KYIV (Reuters) - Indonesian President Joko Widodo started a visit on Ukraine on Wednesday that is intended to help rekindle peace talks between Russia and Ukraine and explore ways to free up exports of grain to global markets.

G7 leaders summit

KYIV (Reuters) – Indonesian President Joko Widodo offered on Wednesday to deliver a message from Ukrainian President Volodymr Zelenskiy to Russian leader Vladimir Putin to try to boost peace hopes.

It was not immediately clear how Zelenskiy responded to the offer made by Jokowi – as President Widodo is known – during talks in Kyiv or whether the Ukrainian leader had any message he wished to send to Putin.

Jokowi is the chair of the Group of 20 nations and one of six leaders the United Nations has appointed as “champions” of a Global Crisis Response Group, formed to address the threat of a hunger and destitution posed by the war in Ukraine.

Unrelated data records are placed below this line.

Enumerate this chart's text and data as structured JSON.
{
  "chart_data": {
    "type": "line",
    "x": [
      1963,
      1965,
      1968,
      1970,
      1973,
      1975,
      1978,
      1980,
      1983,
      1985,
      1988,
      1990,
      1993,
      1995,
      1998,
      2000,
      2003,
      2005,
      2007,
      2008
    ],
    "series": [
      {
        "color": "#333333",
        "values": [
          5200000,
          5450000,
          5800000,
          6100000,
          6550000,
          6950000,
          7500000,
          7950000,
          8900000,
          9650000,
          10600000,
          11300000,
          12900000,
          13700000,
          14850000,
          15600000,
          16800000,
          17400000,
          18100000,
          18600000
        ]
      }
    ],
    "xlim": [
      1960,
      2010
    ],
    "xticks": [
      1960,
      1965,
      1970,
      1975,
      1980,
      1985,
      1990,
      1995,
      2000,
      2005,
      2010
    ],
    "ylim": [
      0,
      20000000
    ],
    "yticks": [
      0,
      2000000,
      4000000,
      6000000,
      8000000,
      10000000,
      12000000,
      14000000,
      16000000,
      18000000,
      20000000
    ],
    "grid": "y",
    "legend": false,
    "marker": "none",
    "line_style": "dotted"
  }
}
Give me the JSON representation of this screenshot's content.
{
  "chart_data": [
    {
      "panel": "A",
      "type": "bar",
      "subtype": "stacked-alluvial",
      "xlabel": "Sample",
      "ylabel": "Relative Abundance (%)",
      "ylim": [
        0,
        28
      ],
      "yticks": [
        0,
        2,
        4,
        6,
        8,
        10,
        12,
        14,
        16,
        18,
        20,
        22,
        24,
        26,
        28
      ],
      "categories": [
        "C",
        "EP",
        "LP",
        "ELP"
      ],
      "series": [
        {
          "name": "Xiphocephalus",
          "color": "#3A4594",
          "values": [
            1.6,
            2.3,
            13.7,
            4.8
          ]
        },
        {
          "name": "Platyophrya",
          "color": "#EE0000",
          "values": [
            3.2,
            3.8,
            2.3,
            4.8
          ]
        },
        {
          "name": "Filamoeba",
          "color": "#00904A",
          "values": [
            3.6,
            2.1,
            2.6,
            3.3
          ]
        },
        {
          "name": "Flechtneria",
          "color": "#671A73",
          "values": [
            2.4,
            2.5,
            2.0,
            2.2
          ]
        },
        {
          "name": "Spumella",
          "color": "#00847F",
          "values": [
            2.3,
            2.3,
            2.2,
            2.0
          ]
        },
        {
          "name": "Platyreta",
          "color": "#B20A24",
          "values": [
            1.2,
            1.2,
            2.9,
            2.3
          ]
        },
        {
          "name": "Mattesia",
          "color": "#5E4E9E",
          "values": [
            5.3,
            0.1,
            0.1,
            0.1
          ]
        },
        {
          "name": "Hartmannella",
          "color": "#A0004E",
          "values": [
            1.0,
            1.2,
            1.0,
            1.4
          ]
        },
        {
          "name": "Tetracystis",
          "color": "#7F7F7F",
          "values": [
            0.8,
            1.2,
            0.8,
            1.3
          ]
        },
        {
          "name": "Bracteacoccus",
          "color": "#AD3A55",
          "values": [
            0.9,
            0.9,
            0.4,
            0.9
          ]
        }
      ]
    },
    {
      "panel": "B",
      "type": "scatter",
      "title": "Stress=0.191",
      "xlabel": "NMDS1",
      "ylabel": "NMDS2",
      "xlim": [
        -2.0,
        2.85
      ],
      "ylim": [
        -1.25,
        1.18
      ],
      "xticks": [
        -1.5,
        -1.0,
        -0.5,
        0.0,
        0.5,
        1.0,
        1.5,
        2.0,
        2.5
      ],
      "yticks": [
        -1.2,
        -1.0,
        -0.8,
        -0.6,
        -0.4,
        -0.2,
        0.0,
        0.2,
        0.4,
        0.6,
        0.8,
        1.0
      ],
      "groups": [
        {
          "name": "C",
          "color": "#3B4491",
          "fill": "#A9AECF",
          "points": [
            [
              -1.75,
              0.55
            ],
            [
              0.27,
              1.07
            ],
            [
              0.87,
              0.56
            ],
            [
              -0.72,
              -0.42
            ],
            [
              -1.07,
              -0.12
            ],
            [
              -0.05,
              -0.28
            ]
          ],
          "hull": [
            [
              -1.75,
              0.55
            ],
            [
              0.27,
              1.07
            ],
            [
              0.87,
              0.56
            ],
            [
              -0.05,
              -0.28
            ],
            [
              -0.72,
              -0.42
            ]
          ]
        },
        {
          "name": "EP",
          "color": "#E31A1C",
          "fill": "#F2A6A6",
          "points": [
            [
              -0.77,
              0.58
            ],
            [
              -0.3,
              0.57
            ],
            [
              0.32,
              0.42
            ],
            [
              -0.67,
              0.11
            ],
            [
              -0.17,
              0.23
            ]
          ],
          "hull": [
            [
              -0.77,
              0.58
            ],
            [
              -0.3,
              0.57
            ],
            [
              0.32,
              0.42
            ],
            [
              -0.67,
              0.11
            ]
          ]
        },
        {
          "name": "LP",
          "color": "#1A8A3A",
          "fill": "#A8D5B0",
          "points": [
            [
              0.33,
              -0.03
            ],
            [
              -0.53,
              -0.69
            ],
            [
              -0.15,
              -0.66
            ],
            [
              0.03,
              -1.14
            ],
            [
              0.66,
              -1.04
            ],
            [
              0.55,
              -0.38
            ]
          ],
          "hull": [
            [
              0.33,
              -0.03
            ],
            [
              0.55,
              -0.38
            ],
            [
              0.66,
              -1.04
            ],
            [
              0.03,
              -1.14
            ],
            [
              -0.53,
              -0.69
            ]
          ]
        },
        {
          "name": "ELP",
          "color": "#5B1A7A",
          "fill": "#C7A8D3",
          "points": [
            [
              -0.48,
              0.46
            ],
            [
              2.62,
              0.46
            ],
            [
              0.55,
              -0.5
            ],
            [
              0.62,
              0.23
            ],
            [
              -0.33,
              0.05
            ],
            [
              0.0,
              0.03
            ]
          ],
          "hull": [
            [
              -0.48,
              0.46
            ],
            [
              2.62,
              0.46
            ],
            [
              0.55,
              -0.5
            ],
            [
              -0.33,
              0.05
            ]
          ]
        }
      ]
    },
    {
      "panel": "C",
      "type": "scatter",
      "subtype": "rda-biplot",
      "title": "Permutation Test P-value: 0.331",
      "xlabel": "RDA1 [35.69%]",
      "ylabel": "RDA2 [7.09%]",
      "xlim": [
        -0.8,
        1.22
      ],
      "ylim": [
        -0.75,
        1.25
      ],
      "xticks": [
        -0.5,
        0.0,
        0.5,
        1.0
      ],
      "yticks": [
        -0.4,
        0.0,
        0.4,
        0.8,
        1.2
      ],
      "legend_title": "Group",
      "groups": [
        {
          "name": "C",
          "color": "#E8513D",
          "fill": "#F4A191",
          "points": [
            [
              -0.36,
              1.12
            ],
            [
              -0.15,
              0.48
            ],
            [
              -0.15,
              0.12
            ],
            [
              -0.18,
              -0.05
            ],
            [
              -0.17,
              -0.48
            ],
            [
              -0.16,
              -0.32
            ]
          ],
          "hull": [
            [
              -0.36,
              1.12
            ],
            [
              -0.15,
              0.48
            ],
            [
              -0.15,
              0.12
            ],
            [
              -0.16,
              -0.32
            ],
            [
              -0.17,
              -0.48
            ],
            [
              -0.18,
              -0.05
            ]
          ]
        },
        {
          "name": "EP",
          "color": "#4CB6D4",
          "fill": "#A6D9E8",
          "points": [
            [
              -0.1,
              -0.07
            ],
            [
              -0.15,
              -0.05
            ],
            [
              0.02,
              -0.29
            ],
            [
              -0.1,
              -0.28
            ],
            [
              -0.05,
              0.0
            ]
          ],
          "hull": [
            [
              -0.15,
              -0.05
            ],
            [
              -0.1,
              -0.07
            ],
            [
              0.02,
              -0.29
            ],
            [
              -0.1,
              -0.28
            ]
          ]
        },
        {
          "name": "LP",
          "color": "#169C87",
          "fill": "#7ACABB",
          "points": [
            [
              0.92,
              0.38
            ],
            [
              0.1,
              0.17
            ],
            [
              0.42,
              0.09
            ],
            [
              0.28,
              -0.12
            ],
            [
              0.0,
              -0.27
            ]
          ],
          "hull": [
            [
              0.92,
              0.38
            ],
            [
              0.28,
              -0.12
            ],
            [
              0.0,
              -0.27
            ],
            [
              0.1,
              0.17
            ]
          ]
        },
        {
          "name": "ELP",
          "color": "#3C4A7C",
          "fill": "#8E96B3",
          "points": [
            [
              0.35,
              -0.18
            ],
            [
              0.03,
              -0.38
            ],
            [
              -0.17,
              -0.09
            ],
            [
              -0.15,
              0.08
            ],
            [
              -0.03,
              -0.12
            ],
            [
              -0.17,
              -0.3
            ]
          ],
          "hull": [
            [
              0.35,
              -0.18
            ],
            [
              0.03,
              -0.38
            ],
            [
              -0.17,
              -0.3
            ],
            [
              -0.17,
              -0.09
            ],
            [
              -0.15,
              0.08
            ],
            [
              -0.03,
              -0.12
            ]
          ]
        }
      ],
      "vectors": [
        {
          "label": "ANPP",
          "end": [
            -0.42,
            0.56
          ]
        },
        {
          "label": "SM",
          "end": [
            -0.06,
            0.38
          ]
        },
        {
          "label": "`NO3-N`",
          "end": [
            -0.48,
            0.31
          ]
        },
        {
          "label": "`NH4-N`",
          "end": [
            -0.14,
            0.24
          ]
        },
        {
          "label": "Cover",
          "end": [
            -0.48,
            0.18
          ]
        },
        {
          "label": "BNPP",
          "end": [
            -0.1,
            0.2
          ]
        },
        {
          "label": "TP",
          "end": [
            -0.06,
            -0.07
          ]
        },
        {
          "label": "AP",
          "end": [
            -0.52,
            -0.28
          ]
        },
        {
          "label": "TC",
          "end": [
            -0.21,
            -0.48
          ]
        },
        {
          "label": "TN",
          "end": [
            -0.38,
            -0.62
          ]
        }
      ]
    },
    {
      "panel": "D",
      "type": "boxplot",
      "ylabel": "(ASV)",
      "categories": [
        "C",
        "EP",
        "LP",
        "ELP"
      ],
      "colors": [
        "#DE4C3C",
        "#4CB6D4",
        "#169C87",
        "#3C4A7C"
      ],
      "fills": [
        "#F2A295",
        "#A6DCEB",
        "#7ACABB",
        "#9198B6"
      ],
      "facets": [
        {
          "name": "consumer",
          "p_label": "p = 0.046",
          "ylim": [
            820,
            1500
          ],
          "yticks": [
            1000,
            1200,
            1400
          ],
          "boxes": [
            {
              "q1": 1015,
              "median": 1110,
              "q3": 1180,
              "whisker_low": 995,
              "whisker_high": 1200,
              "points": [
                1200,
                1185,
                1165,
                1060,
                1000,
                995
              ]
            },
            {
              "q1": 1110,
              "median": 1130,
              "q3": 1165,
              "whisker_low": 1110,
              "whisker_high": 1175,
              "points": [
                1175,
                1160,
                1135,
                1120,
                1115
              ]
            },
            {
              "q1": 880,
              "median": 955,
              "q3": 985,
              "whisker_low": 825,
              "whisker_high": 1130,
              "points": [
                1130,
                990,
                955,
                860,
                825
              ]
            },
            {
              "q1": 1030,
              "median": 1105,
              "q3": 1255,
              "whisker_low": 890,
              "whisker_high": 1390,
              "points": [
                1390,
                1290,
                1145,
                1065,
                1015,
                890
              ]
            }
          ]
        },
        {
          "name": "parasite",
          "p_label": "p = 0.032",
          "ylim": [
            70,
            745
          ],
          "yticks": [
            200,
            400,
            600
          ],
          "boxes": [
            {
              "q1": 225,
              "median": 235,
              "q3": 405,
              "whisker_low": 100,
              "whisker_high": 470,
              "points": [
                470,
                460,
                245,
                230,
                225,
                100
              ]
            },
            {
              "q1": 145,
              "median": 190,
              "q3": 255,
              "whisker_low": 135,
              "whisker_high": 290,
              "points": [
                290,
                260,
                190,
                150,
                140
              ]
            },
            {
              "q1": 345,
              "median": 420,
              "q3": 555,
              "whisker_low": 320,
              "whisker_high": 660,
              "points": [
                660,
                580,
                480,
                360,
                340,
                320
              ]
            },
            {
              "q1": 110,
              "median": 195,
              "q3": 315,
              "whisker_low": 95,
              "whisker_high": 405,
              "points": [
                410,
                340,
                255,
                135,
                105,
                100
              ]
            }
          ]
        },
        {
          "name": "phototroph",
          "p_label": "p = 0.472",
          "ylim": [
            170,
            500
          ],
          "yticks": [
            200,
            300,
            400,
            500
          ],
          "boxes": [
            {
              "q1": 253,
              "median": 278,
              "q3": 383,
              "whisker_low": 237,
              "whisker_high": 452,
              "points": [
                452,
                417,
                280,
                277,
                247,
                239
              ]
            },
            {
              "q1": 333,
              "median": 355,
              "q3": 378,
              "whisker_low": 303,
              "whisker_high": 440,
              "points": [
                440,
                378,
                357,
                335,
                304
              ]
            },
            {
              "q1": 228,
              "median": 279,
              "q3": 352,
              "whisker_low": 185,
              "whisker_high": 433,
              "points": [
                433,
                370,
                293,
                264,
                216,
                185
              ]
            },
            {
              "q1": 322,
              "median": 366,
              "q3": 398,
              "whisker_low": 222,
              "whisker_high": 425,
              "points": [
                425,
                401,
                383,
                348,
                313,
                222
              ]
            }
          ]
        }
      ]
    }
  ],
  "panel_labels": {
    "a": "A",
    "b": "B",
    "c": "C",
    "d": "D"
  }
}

After his visit to Ukraine, Jokowi is due to go to Moscow to meet Putin, and has said he will urge the Russian president to agree to a ceasefire. Peace talks between Moscow and Kyiv are frozen, with each side blaming the other.

“Even though it’s very hard to achieve, I expressed the importance of a peace resolution,” Jokowi said after meeting Zelenskiy. “I offered to deliver a message from President Zelenskiy to President Putin whom I’ll meet soon.”

Before Russia’s invasion of Ukraine Feb. 24, Ukraine was one of Indonesia’s biggest wheat suppliers, but a Russian sea blockade has halted Kyiv’s Black Sea grain exports, threatening a global food crisis.

Jokowi has said he is committed to tackling the rise in food and energy prices and shortages since Russia’s invasion.

“All efforts must be made to ensure Ukraine can resume exporting food,” he said in Kyiv, underlining the need for safety guarantees for Ukrainian food deliveries, especially by sea.

Jokowi, who arrived in Kyiv from Poland by train on Wednesday morning, repeated an invitation for Zelenskiy to attend a G20 leaders’ summit in Indonesia’s Bali in November.

He also visited the town of Irpin where Ukraine suspects Russian soldiers committed atrocities. Moscow denies the allegations.